Au bar de l’hôtel, Higelin donne le soir de son arrivée une conférence de presse, la première de cette tournée. Mais peu de questions. C’est le chanteur qui parle, dit, cause, raconte. Son enfance, ses enfants, l’enfance. Puis le paradis, l’enfer, les femmes, les institutions, la religion. Les mots ne finissent plus. Higelin s’envole et revient. Difficile à suivre, l’oiseau. Et pourtant, le capital de sympathie est total. Higelin est un artiste aimé, très aimé. Le soir du concert, la petite salle en plein air du Centre mahorais d’action culturelle est bien garnie. Près de 1000 billets écoulés. Une réussite. Mais l’essentiel du public est composé de Français, tous employés ici dans l’administration, l’éducation ou la médecine. De tous âges, ils s’entassent dans ce petit espace (environ 1500 places) et les discussions volées de ci, de là, confirment que beaucoup d’entre eux sont des fans de toujours de Jack au Banjo. Après un concert frisquet aux Seychelles, l’équipe semble se réjouir de cette foule fêtarde. A raison.

Si elle ne parvient pas aux oreilles de la Métropole, la musique mahoraise révèle quelques perles dont le jeune M’Toro Chamou, première parte de la soirée. Avec ses petites tresses dressées sur la tête, il chauffe la salle en trois titres seulement. Résident marseillais, son disque semble faire un carton sur sa terre natale. Tous les enfants reprennent énergiquement ses textes. La fête Higelin peut commencer et après une panne de courant générale et un trac qui ne fait qu’empirer, Jacques se lance. « Ce qui vous manque, c’est un vrai poète, un sorcier de France ! » Applaudissements. Le show démarre par quelques titres du dernier album, Paradis Païen, et continue par le meilleur, le répertoire des années 70 : Cigarette, Irradié, Mona Lisa Klaxon (« Elle vivait sur une île entourée de crocodiles et de fantômes »), Irradié, Alertez les bébés, Vague à l’âme. Mais aussi une version très réussie de Paris-New York – Paris où le duo guitare, façon flamenco, et percussions détone, explose, occupe la place. Plaisir encore sur Pars, accordéon bille en tête. Mahut, flegmatique, patient, mystérieux, pendant paisible de son frère de scène, frappe de ses doigts, de ses paumes, de ses mains toutes entières ses instruments, djembé, grosse caisse et autres gongs.

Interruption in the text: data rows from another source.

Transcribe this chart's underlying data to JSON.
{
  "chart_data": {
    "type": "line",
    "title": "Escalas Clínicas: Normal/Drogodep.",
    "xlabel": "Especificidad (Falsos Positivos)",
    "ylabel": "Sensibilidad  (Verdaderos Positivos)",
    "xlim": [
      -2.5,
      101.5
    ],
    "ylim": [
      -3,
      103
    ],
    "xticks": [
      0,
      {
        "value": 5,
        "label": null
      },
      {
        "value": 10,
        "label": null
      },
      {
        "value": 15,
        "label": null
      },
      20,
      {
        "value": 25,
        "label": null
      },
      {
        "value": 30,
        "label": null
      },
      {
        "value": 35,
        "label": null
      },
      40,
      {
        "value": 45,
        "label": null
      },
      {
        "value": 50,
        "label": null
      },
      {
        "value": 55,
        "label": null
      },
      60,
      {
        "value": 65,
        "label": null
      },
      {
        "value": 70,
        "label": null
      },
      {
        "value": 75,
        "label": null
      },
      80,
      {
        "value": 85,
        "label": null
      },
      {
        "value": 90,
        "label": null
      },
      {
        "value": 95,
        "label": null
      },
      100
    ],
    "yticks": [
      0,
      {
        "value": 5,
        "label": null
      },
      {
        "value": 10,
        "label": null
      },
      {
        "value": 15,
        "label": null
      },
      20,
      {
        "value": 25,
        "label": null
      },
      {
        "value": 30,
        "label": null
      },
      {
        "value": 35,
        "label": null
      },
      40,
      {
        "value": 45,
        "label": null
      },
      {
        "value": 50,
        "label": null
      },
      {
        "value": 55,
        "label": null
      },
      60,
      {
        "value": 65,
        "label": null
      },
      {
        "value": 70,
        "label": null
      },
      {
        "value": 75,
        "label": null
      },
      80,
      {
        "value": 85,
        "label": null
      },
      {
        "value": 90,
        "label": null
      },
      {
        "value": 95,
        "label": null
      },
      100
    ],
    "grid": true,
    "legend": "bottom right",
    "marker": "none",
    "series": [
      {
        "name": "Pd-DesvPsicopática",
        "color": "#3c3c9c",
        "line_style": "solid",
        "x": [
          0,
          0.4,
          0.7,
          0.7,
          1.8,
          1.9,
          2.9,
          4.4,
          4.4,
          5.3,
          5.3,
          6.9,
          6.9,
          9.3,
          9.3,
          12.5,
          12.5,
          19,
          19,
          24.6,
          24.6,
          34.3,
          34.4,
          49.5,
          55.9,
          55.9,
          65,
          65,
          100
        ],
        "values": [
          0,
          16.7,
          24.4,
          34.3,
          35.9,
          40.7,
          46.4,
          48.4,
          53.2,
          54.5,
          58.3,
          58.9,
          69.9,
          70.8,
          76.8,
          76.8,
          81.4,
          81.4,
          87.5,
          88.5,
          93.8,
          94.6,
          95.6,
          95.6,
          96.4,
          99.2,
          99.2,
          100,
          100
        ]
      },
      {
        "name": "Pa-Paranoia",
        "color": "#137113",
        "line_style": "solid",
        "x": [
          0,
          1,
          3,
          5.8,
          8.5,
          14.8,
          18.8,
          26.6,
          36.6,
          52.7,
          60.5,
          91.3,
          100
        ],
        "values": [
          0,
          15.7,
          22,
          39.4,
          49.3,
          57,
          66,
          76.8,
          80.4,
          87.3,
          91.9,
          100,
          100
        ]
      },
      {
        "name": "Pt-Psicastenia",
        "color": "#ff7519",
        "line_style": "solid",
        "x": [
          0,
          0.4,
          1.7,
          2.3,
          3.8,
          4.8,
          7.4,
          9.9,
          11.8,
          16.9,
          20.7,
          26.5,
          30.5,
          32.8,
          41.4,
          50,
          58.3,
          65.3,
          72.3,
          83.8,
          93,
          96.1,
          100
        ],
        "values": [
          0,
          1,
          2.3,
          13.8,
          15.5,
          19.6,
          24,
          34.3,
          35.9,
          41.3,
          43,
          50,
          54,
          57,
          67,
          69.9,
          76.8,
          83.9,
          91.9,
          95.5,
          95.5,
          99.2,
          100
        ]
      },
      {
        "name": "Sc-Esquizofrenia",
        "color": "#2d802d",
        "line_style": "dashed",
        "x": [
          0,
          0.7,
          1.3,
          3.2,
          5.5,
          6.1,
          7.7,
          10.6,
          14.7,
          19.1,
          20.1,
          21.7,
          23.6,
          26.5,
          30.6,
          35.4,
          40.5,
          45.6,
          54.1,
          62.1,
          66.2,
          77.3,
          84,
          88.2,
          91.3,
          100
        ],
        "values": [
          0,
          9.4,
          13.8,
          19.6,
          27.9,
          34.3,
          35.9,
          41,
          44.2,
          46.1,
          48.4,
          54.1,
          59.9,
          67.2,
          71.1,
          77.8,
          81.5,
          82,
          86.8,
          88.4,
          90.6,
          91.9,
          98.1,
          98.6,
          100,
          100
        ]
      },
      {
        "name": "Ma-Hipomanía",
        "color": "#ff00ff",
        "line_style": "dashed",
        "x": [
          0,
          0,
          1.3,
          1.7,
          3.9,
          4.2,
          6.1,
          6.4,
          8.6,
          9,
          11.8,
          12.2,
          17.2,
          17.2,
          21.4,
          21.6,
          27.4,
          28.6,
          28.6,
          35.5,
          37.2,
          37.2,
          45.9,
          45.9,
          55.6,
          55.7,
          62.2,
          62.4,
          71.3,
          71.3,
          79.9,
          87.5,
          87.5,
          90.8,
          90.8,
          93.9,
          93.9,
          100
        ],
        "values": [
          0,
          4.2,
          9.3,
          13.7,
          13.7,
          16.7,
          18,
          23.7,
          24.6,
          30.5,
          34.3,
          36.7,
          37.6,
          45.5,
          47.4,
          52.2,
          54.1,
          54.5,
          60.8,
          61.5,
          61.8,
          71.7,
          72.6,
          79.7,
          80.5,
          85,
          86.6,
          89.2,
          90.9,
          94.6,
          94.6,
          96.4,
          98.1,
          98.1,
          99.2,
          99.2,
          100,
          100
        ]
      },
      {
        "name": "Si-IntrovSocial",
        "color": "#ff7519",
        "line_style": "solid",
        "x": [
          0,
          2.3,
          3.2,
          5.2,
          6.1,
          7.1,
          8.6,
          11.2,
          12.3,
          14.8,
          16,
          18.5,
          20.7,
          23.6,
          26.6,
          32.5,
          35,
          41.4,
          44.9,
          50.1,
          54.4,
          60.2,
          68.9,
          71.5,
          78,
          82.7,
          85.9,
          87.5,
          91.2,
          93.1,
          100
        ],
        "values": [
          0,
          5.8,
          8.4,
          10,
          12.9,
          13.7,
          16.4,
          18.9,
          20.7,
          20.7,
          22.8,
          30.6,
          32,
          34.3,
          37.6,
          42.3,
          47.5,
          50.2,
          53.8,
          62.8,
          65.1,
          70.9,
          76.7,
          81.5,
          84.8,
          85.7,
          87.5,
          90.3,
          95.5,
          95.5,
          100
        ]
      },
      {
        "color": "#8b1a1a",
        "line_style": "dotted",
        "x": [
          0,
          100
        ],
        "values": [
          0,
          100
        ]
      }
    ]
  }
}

Les chansons ? On les connaît par cœur. On les a chantées 1000 fois. Mais c’est bon. Les innombrables chauve-souris qui volent au-dessus de nos têtes sont à la fête pour Champagne. Ainsi que le chœur d’enfants qui partage l’affiche sur La croisade des enfants, même si le duo ne se souvient plus trop de ce titre, absent de leur répertoire actuel. Enfin, hommage à cette chanson française que Higelin aime tant, cette chanson des années 40, 50, via la Complainte de la butte et en bonus, un clin d’œil à Trenet (« C’était un créateur, il m’a fait planer »).

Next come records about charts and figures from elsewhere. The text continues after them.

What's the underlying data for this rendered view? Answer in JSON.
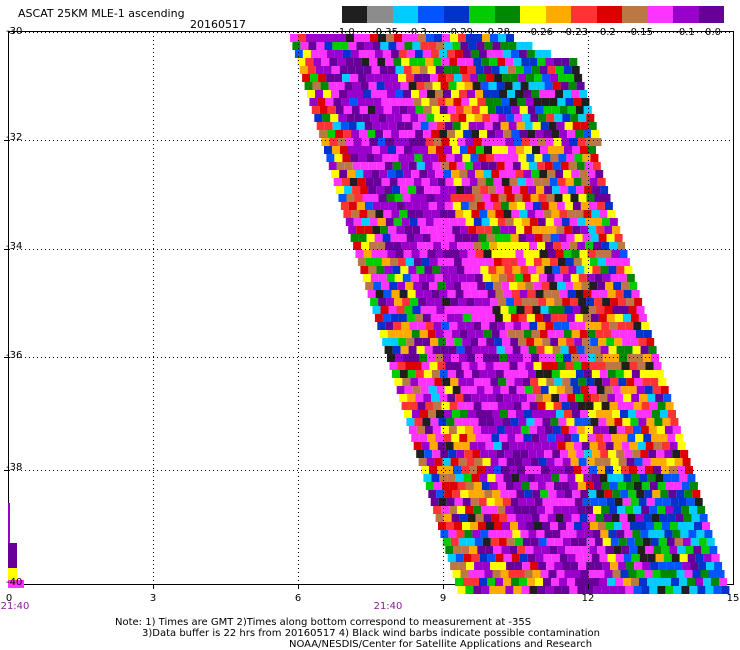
{
  "title": "ASCAT 25KM MLE-1 ascending",
  "date": "20160517",
  "colorbar": {
    "colors": [
      "#1f1f1f",
      "#8c8c8c",
      "#00ccff",
      "#0055ff",
      "#0033cc",
      "#00cc00",
      "#008800",
      "#ffff00",
      "#ffaa00",
      "#ff3333",
      "#dd0000",
      "#bb7744",
      "#ff33ff",
      "#9900cc",
      "#660099"
    ],
    "labels": [
      "-1.0",
      "-0.35",
      "-0.3",
      "-0.29",
      "-0.28",
      "-0.26",
      "-0.23",
      "-0.2",
      "-0.15",
      "-0.1",
      "0.0"
    ]
  },
  "axes": {
    "y_ticks": [
      "-30",
      "-32",
      "-34",
      "-36",
      "-38",
      "-40"
    ],
    "x_ticks": [
      "0",
      "3",
      "6",
      "9",
      "12",
      "15"
    ],
    "time_labels": [
      "21:40",
      "21:40"
    ]
  },
  "notes": {
    "line1": "Note: 1) Times are GMT 2)Times along bottom correspond to measurement at -35S",
    "line2": "3)Data buffer is 22 hrs from 20160517 4) Black wind barbs indicate possible contamination",
    "line3": "NOAA/NESDIS/Center for Satellite Applications and Research"
  }
}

Mais Higelin chante vite, trop vite peut-être. Le concert ne dure que 2 heures et demi, record de brièveté pour celui qui revendique son besoin de rester au moins 3 heures en scène et qui annonce qu’ " il faut du temps pour s’accorder avec le public". Le public est de toutes façons acquis à son chanteur. Il rit beaucoup. A chaque parole. Aime se faire bousculer, culbuter, terrasser par les élans tendres ou nébuleux de Higelin envers lui ou envers l’équipe technique, parfois interpellée, tout autant apostrophée.

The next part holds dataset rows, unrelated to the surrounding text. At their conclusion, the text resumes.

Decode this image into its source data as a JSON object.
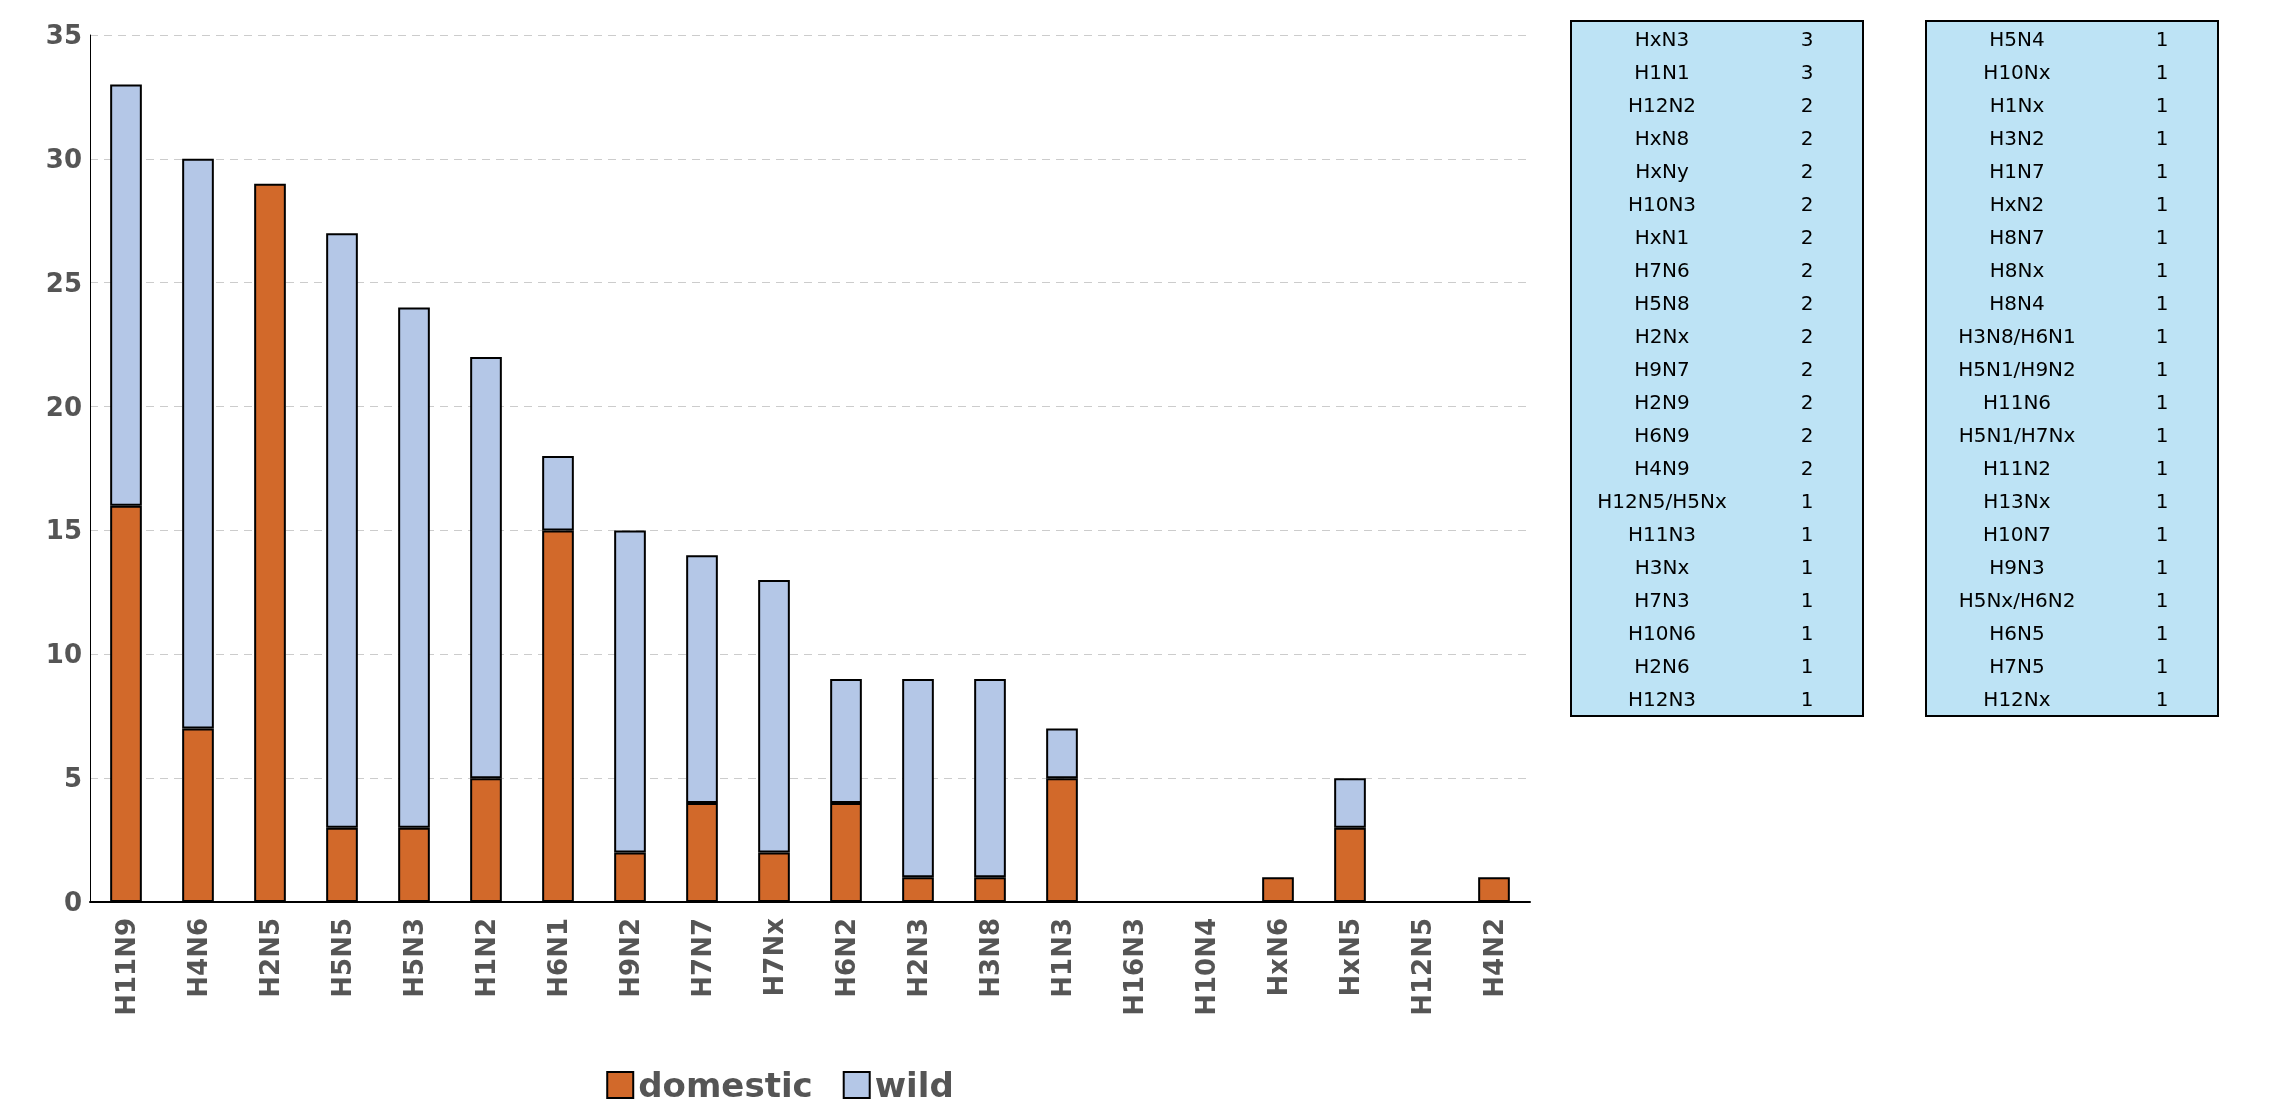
{
  "chart_data": {
    "type": "bar",
    "stacked": true,
    "categories": [
      "H11N9",
      "H4N6",
      "H2N5",
      "H5N5",
      "H5N3",
      "H1N2",
      "H6N1",
      "H9N2",
      "H7N7",
      "H7Nx",
      "H6N2",
      "H2N3",
      "H3N8",
      "H1N3",
      "H16N3",
      "H10N4",
      "HxN6",
      "HxN5",
      "H12N5",
      "H4N2"
    ],
    "series": [
      {
        "name": "domestic",
        "color": "#d2692a",
        "values": [
          16,
          7,
          29,
          3,
          3,
          5,
          15,
          2,
          4,
          2,
          4,
          1,
          1,
          5,
          0,
          0,
          1,
          3,
          0,
          1
        ]
      },
      {
        "name": "wild",
        "color": "#b4c7e7",
        "values": [
          17,
          23,
          0,
          24,
          21,
          17,
          3,
          13,
          10,
          11,
          5,
          8,
          8,
          2,
          null,
          null,
          null,
          2,
          null,
          null
        ]
      }
    ],
    "ylim": [
      0,
      35
    ],
    "yticks": [
      0,
      5,
      10,
      15,
      20,
      25,
      30,
      35
    ],
    "grid": "y",
    "legend": "bottom",
    "annotations": [
      "HxN3 3",
      "H1N1 3",
      "H12N2 2",
      "HxN8 2",
      "HxNy 2",
      "H10N3 2",
      "HxN1 2",
      "H7N6 2",
      "H5N8 2",
      "H2Nx 2",
      "H9N7 2",
      "H2N9 2",
      "H6N9 2",
      "H4N9 2",
      "H12N5/H5Nx 1",
      "H11N3 1",
      "H3Nx 1",
      "H7N3 1",
      "H10N6 1",
      "H2N6 1",
      "H12N3 1",
      "H5N4 1",
      "H10Nx 1",
      "H1Nx 1",
      "H3N2 1",
      "H1N7 1",
      "HxN2 1",
      "H8N7 1",
      "H8Nx 1",
      "H8N4 1",
      "H3N8/H6N1 1",
      "H5N1/H9N2 1",
      "H11N6 1",
      "H5N1/H7Nx 1",
      "H11N2 1",
      "H13Nx 1",
      "H10N7 1",
      "H9N3 1",
      "H5Nx/H6N2 1",
      "H6N5 1",
      "H7N5 1",
      "H12Nx 1"
    ]
  }
}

L’auteur de Maman j’ai peur va avoir 60 ans. Il tourne, il swingue, il danse, s’énerve et se réjouis, navigue entre révolte et tranquillité. Semble se chercher toujours et encore. En quête d’une sérénité qui lui échappe. Ici, à Mayotte, l’accueil fut excellent, fervent et hospitalier. Mayotte a conquis Higelin. Demain, il sera à l’Ile Maurice. Nous aussi. Pour continuer à ausculter une tournée, son décor, ses personnages.